Il termine “retorica” viene usato con due significati, uno positivo e uno negativo. Nel primo caso, indica l’arte del parlare o dello scrivere in maniera eloquente, espressiva e persuasiva, una vera e propria disciplina che veniva insegnata fin dall’antichità greco-romana da maestri di retorica, ad uso precipuo di politici, avvocati e predicatori.
Nel secondo caso, bolla un modo artificioso di esprimersi che si serve di parole altisonanti o magniloquenti ma vuote di contenuto e sostanzialmente false. Come, per esempio, nell’Inno di Mameli: “Fratelli d’Italia, l’Italia s’è desta, dell’elmo di Scipio s’è cinta la testa. Dov’è la Vittoria? Che porga la chioma, ché schiava di Roma Iddio la creò. Stringiamoci a coorte, siam pronti alla morte, l’Italia chiamò”.

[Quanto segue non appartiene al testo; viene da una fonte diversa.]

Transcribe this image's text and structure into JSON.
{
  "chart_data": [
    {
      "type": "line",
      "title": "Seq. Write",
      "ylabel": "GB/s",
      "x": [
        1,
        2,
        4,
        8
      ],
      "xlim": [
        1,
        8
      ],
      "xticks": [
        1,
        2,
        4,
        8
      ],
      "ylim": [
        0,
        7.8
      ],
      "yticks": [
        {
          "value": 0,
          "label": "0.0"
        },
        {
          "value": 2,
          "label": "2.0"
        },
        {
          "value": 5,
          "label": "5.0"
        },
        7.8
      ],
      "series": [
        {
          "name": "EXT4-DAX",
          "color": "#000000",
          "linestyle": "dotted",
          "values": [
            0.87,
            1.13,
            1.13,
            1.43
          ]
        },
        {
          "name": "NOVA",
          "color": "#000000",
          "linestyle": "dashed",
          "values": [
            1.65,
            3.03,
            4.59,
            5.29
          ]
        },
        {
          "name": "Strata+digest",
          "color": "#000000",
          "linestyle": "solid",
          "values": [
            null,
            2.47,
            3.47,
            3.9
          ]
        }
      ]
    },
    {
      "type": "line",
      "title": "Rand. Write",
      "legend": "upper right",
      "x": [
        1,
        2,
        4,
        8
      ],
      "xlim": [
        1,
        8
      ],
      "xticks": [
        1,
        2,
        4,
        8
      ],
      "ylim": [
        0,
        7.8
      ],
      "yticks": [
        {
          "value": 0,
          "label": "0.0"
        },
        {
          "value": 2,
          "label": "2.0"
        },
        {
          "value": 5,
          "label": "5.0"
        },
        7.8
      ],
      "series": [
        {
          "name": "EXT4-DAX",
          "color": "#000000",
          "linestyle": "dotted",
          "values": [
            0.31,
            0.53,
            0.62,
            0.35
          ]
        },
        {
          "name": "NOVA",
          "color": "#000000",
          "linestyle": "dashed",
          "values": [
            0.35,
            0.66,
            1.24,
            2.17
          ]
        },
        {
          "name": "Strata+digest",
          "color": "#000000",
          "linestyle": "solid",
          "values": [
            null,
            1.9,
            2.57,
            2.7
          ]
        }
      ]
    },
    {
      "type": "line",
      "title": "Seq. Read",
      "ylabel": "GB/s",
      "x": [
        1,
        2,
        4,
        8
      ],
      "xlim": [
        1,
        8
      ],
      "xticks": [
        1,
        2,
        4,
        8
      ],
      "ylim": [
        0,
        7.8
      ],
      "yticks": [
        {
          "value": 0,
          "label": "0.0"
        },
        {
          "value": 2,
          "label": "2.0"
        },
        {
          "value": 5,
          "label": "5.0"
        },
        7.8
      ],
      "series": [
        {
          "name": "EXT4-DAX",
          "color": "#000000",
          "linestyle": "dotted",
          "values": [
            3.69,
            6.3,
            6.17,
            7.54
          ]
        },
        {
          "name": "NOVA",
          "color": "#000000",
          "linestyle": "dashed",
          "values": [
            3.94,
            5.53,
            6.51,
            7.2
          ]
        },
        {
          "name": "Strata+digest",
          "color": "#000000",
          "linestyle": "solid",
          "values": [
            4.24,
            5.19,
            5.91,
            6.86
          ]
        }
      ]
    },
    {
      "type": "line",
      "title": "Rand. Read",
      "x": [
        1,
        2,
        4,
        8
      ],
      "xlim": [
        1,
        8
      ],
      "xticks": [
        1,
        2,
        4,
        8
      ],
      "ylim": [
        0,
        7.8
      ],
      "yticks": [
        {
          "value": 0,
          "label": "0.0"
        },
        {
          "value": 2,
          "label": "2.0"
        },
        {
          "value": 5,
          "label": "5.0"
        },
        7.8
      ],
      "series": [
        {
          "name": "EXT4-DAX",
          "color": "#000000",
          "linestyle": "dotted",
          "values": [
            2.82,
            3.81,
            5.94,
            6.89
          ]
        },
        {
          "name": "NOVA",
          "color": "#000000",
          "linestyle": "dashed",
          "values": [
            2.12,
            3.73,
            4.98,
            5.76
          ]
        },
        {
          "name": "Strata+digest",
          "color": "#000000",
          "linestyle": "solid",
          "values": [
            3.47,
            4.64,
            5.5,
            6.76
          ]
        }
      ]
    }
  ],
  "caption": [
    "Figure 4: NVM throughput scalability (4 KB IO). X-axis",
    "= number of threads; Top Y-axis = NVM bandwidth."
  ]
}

Dell’antica disciplina, si conserva oggi nella scuola l’insegnamento delle “figure retoriche” (ornamenti del discorso). Vediamone alcune.
EUFEMISMO (sostituzione di una parola sgradevole): “La buonanima” per il morto.
LITOTE (concetto espresso con la negazione del contrario): “Non sto bene”, anziché “Sto male”.
IRONIA (dare alle parole il significato opposto): “Che bella giornata!”, quando piove.
METAFORA (concetto espresso con un’immagine): “È un coniglio”, anziché “È pauroso come un coniglio”.
SIMILITUDINE (quando si fa un paragone): “Come un falco che piomba sulla preda”.
ALLEGORIA (descrizione o narrazione con un significato nascosto, allusivo o simbolico): l’incontro di Dante nell’Inferno con le tre “fiere” (belve), che simboleggiano i suoi peccati.
IPERBOLE (esagerazione, per eccesso o per difetto): “Ho mangiato una montagna di dolci”, “Ho bevuto un goccio d’acqua”.
RETICENZA (si finge di non voler dire una cosa): “Non ti dico quanto mi sono divertito”.
DOMANDA RETORICA (finta domanda): “Ma che siamo matti?”, anziché “Non siamo matti”.
SINEDDOCHE (si indica la parte per il tutto, il contenente per il contenuto, la causa per l’effetto, l’autore per l’opera, il singolare per il plurale, e simili): “Navigare a vela”, anziché con una barca a vela; “Bere un bicchiere di vino”, anziché il vino di un bicchiere; “Leggere Dante” anziché la Divina Commedia; “Lo straniero”, anziché gli stranieri.
METONIMIA (si attribuisce a una parola un significato più ampio): “Il focolare” per la casa, “Il ferro” per la spada.
OSSIMORO (accostamento di due termini contraddittori): “Un silenzio assordante”.